Toronto developers are expected to delay the launch of 10,000 condo units this year as sales of construction condominiums plummet amid higher borrowing costs.
This is a sign that the broader real estate slowdown has spread to the pre-construction market, where purchases are seen as bets on future homes as buyers wait years for their property to be built.
At the start of the year, as home prices soared, developers planned to launch 35,000 new condo units in the Toronto area, according to data from research group Urbanation Inc.
But after a tumultuous five months in which the Bank of Canada raised interest rates from 0.25 percent to 2.5 percent in an effort to contain inflation, developers have scaled back plans.

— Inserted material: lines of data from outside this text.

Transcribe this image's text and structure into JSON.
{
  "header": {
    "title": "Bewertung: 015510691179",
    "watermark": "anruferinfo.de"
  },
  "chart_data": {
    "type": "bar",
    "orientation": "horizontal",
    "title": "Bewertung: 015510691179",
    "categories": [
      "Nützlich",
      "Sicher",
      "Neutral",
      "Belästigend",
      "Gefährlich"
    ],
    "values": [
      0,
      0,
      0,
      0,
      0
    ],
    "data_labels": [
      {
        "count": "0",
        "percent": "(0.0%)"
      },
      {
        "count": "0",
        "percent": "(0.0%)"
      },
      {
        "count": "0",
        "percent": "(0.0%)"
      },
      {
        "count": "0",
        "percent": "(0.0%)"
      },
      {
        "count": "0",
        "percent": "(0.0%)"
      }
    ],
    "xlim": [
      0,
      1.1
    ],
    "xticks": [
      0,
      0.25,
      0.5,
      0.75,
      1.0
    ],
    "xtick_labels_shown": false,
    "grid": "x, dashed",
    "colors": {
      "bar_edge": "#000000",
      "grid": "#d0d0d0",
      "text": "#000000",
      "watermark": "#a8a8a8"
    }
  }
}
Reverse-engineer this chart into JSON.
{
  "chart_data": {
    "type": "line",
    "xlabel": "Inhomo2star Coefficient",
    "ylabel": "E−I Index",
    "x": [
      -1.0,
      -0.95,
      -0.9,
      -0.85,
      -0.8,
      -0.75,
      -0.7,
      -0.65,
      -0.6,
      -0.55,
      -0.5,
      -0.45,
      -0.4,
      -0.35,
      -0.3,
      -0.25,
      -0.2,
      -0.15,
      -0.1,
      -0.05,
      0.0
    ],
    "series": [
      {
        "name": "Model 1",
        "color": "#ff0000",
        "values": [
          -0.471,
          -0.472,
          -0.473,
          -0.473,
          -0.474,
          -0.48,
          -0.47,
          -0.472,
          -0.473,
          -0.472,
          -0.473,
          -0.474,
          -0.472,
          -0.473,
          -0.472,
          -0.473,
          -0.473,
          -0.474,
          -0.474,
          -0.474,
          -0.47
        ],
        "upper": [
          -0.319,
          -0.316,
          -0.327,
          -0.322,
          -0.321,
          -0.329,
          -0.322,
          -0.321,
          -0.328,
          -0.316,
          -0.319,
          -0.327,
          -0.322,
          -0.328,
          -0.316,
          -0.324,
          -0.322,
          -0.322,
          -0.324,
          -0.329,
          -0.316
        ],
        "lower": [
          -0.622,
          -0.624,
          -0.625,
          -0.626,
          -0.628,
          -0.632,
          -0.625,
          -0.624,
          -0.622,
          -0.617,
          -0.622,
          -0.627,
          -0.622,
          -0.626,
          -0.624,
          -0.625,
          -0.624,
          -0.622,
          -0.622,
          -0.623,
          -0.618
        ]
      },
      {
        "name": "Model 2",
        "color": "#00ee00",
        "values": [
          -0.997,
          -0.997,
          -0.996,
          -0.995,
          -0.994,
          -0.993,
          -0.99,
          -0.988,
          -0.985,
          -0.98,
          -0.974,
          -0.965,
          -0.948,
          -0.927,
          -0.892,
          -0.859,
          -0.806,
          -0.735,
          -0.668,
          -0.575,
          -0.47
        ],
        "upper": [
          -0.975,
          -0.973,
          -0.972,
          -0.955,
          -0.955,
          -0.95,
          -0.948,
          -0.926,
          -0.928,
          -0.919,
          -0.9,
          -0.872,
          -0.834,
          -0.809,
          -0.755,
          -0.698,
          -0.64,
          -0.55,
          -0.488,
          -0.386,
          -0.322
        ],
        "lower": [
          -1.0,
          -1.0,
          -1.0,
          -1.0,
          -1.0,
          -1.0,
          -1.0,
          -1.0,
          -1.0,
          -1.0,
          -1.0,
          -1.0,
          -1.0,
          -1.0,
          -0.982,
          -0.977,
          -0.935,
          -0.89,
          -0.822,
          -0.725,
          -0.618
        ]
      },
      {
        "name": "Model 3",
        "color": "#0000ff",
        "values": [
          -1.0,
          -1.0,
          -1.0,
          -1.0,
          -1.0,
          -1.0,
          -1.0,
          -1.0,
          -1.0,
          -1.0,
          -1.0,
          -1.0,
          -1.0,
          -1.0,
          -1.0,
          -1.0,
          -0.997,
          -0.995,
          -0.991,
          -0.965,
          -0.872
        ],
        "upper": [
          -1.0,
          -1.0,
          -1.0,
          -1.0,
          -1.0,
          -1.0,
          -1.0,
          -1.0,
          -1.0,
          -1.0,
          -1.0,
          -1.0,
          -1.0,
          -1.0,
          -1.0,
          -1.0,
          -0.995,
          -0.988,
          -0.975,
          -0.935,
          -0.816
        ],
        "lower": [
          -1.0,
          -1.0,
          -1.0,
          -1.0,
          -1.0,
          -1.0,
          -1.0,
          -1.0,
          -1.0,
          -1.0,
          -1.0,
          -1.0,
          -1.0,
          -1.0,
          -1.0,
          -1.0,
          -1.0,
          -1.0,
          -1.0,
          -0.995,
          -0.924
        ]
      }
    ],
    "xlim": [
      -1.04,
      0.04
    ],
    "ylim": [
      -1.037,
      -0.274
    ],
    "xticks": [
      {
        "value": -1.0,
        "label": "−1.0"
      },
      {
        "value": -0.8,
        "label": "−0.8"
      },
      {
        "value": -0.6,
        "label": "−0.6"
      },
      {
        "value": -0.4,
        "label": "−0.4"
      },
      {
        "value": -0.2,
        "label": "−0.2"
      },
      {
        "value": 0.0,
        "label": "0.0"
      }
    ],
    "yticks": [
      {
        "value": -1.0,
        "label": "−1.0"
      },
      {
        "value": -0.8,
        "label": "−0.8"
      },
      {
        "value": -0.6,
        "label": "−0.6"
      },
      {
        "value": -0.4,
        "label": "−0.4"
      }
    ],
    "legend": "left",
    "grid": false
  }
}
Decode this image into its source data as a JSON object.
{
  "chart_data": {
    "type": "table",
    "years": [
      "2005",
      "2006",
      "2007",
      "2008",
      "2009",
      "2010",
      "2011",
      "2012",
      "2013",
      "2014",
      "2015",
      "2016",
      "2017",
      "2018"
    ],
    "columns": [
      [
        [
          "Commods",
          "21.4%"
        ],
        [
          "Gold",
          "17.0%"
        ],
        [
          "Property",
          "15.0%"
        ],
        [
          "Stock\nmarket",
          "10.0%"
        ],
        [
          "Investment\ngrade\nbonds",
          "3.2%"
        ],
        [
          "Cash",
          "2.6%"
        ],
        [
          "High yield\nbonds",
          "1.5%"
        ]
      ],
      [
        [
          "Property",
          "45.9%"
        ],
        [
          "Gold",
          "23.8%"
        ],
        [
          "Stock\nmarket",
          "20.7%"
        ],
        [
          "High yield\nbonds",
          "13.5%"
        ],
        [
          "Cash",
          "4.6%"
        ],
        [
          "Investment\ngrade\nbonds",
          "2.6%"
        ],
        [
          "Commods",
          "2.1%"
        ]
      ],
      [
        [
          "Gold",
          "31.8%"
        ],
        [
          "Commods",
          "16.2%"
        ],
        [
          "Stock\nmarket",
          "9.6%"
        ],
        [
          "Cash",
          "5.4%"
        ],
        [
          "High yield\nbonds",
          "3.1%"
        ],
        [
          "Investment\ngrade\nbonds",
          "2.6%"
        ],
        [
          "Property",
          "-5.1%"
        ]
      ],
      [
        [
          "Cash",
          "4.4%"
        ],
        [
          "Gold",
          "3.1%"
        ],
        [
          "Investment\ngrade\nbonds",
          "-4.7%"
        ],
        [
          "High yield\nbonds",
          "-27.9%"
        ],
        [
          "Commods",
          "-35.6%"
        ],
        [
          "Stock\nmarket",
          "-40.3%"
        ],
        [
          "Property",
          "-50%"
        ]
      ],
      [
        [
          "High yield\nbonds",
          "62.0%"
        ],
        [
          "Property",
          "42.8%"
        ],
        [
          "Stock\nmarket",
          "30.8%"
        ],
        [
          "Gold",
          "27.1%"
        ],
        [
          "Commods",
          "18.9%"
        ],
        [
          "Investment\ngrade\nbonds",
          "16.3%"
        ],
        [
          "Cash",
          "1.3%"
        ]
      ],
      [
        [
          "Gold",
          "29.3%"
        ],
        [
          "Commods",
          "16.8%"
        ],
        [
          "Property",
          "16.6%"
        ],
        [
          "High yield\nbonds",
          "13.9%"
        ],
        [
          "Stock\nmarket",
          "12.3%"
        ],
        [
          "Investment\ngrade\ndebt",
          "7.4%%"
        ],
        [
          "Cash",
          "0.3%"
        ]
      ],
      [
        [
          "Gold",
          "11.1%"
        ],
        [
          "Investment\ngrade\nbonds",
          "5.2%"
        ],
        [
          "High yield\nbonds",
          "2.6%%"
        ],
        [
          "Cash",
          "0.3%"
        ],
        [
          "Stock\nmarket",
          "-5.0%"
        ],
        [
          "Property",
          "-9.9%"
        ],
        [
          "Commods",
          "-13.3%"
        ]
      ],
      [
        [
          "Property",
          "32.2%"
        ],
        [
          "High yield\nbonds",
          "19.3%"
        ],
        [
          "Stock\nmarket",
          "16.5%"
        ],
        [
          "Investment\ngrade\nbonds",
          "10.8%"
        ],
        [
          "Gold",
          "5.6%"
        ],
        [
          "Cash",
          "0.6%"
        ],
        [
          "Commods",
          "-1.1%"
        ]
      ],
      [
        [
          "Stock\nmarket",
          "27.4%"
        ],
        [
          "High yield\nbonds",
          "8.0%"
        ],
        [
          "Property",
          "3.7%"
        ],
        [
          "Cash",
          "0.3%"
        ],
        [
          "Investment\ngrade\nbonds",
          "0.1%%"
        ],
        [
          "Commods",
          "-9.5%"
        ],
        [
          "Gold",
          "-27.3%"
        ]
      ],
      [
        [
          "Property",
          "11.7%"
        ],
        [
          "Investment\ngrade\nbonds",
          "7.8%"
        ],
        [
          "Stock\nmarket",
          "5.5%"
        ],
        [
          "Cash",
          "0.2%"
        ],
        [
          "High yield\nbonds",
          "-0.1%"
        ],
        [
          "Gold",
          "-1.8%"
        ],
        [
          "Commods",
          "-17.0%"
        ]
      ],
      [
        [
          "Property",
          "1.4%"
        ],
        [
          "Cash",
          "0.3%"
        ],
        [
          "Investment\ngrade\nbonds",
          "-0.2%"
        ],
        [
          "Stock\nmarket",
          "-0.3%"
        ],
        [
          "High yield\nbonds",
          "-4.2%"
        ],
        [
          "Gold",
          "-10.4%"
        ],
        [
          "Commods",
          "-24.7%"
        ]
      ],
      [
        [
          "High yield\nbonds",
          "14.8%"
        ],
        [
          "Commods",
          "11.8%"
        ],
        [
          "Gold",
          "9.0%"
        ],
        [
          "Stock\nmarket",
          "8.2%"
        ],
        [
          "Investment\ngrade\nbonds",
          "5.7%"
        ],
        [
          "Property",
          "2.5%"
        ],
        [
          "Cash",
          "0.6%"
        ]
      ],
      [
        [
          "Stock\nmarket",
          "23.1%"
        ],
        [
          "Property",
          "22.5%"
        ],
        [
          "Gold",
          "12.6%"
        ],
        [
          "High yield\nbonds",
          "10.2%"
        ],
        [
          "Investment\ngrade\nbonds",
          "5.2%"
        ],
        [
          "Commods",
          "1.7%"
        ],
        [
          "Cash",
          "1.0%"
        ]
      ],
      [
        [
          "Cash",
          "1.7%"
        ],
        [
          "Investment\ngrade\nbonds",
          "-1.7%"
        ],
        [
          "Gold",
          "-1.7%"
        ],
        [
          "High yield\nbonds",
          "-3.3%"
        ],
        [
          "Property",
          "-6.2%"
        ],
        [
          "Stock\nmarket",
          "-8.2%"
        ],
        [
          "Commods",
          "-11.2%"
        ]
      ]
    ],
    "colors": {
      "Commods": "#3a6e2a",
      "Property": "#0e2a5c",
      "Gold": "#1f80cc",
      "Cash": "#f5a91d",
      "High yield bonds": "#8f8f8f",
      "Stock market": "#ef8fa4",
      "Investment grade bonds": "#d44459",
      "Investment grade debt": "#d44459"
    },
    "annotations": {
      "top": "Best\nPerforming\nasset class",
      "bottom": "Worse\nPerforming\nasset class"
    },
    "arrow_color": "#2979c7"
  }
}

Urbanation estimates that fewer than 10,000 units are expected to be launched in the next six months. In the first half of the year, approximately 16,000 units were put on the market. That means there are about 10,000 pieces on the shelf.
Front-end buyers, the majority of whom are investors, are shocked by the rise in interest rates, even though they don’t need a mortgage right away when they buy front-end apartments. Typically, a 20 percent deposit is required to secure a pre-construction unit. The buyer pays the rest after the apartment is built.
“The expectation of future rate hikes and their impact on prices has a profound effect on presale buyer confidence,” Urbanation said in a report.
During the second quarter, there were 6,792 construction sales. That was 18 percent less than in the first quarter, when the housing market flourished. Over the same period, developers increased the number of new launches by 63 percent to 9,924 new apartments, flooding the market with products as buyers began to waver.
Demand is expected to decline further as high prices and higher borrowing costs prevent investors from using the revenue from renting out their condominiums to cover the cost of their mortgages and other property-related expenses.
Urbanation estimates that in the second half of this year, buyers of newly completed apartments trying to recoup their expenses through rental income will face an average monthly deficit of $1.06 per square foot, or the equivalent of nearly $700. per month on a 650 square meter-foot unit. Urbanation predicts that by 2026, that deficit, or negative cash flow, will be $1.87 per square foot.
“The implication of this is that investors are selling more than in the past, especially if the returns generated by price increases are lower,” the report said. Urbanation added that this is a likely scenario given the higher interest rates.
Urbanation also predicts developers could cancel construction of up to 5,000 condo units due to higher interest rates and construction costs.